Le Parti franciste était une organisation ouvertement fascisante, avec des militants activistes prêts à lancer un coup de main contre le régime. Pour sa création, M. Marcel Bucard déclarait, le 29 septembre 1933 à onze heures du soir sous l’Arc de Triomphe (!), vouloir " fonder publiquement un mouvement d’action révolutionnaire dont le but est de conquérir le pouvoir et d’arrêter la course à l’abîme. " Il semble que M. Bruno Gollnisch s’en soit souvenu le 21 octobre 1996...

Enfin, les Croix de Feu, dirigées par le lieutenant-colonel de La Rocque à partir de 1931, comptaient 150 000 adhérents à la fin de 1934. Ses troupes de choc, les dispos, étaient organisées militairement en division et en mains mobilisables à tout moment. Il s’agissait d’un mouvement d’inspiration mussolinienne par ses méthodes de mobilisation permanente, de nettoyage et d’occupation de la rue et de chasse aux communistes. Sa structure était très centralisée, avec une stricte discipline, le port du béret et des défilés au pas cadencé. Il était largement subventionné par les fonds secrets, à l’initiative des Présidents du Conseil Tardieu et Laval qui souhaitaient disposer ainsi de brigades d’acclamation et de services d’ordre musclés. En dépit de ses parades paramilitaires, ce mouvement n’était pas fasciste de par son idéologie. Il était essentiellement composé d’anciens combattants.

 L’agitation de la rue

Du fait de l’existence des ligues, la rue était devenue, surtout à Paris, le théâtre de l’affrontement entre l’extrême-gauche et l’extrême-droite. Entre les deux, la police n’était pas impartiale car le préfet de police Jean Chiappe l’utilisait uniquement contre la gauche (par des arrestations préventives notamment). Le 6 février 1934 ne fut ainsi que l’aboutissement d’une série non interrompue de manifestations (qui voyait d’ailleurs la création d’un Front National des ligues).

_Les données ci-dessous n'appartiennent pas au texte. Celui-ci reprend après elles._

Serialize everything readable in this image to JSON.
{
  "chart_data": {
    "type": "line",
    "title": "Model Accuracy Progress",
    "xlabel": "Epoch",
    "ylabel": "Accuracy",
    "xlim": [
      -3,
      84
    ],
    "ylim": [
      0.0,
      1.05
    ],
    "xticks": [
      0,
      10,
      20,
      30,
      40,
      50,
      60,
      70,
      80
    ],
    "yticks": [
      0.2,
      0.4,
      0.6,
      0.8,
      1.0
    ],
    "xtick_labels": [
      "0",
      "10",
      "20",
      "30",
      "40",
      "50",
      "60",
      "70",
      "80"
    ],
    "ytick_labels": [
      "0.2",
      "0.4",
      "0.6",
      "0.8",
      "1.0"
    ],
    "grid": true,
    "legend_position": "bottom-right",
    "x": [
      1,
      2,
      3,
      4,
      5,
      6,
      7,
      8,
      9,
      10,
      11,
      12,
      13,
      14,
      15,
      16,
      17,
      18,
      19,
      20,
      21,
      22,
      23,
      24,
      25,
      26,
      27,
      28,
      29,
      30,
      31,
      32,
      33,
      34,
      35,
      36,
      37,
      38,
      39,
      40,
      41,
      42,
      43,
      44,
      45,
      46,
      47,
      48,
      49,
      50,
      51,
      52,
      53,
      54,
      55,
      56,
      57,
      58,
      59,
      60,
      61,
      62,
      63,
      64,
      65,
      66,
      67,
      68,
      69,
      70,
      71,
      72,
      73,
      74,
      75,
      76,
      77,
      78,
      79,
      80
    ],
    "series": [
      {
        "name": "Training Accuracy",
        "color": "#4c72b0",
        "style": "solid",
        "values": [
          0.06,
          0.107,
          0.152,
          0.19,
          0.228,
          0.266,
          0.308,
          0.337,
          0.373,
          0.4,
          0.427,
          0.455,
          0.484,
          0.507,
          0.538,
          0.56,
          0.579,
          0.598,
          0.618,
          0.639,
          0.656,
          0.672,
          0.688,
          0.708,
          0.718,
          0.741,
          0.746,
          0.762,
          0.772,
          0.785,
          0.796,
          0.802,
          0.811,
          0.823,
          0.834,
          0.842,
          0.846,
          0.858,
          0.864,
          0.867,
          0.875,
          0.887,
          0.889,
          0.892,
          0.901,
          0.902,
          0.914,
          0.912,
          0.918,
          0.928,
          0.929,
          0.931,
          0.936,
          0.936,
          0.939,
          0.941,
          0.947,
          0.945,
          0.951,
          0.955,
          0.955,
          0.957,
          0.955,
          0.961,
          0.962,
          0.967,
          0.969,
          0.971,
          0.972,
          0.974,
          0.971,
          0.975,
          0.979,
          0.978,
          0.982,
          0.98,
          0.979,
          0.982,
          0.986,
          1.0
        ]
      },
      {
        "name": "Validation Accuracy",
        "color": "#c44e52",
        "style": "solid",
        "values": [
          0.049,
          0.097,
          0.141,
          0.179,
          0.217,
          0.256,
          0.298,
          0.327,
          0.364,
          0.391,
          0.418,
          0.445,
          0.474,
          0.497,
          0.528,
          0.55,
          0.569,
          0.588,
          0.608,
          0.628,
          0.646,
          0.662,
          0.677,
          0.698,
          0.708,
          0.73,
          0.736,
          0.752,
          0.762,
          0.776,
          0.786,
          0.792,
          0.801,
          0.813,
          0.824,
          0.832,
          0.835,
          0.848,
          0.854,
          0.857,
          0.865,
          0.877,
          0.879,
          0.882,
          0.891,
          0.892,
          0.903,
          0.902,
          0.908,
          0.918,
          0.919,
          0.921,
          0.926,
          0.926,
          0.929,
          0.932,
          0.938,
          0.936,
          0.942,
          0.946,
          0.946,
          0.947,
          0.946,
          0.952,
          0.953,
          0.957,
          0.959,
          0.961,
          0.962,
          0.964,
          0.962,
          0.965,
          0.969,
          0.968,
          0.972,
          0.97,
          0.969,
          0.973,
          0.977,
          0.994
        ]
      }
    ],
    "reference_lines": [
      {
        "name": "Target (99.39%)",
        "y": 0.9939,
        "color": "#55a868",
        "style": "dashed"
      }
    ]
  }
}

La droite manifestait dans un espace symbolique tenant lieu de rituel : la rue de Rivoli et la statue de Jeanne d’Arc, face aux Tuileries, la place de la Concorde, les Champs-Elysées et l’Arc-de-Triomphe avec les traditionnelles cérémonies de la Flamme. Les cortèges défilaient bras tendu, dans d’impeccables alignements uniformisés avec bannières et drapeaux.

Il faut noter que les ligues, notamment les Croix de Feu, évitaient soigneusement tout affrontement direct avec les forces de l’ordre. Le colonel de La Rocque a retenu ses troupes au soir du 6 février 1934 et ainsi sauvé le Palais-Bourbon d’une invasion par les manifestants. Cela ne l’empêchait pas, bien au contraire, d’entretenir l’activité de ses troupes par l’organisation de parades motorisées et de manoeuvres quasi-militaires (16 000 hommes ont été ainsi rassemblés à l’hippodrome de Chantilly le 30 novembre 1934).

 Les premières applications de la loi du 10 janvier 1936

A la suite du 6 février 1934, perçu par la gauche comme un complot fasciste soutenu par des hauts fonctionnaires, les parlementaires radicaux ont demandé que des mesures de défense républicaine soient prises contre les ligues. Le décret-loi du 23 octobre 1935 a ainsi réglementé plus strictement les manifestations de rue. La question revenant régulièrement en débat à la Chambre, la loi du 10 janvier 1936, composée de dispositions de circonstance, fut adoptée dans des conditions de précipitation. Elle s’inspirait d’un projet de loi mis à l’étude en 1926, à la fin du Cartel des gauches, et de plusieurs propositions de loi et projets de loi à l’étude à partir de janvier 1935.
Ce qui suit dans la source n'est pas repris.